2º - A propriedade do veículo de matrícula 59-64-ML manteve-se registada na Conservatória de Registo Automóvel a favor do inventariado, A..., desde 21/06/1999 até 23/07/2002, data a partir da qual ficou registada a favor de Francisco José Leitão Vieira.
3º - Por contrato verbal de princípios de Julho de 2000, a cabeça de casal, munida da procuração junta a fls. 353/354, procedeu à venda do referido veículo a F..., tendo, na sequência de tal venda, sido emitida a declaração de venda cuja cópia se encontra junta a fls 149 e 50.

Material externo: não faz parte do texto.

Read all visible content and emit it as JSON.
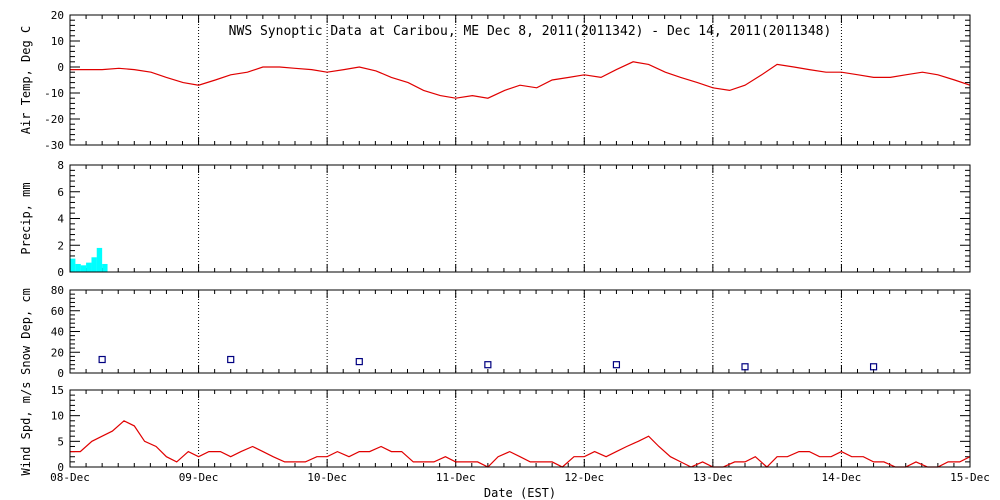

4º - Tal declaração de venda encontra-se datada de 26/07/2000, nela figurando como comprador o referido Licínio e como vendedor o inventariado, encontrando-se assinada pela ora cabeça de casal.
5º - O referido veículo foi posteriormente vendido, em Junho/Julho de 2001, pelo Licínio a Francisco José Leitão Vieira.
6º - A pedido do comprador Francisco, a cabeça de casal emitiu a declaração de venda cuja cópia se encontra junta a fls. 673/674, com base na qual o referido Francisco procedeu ao registo do veículo a seu favor na Conservatória do Registo Automóvel.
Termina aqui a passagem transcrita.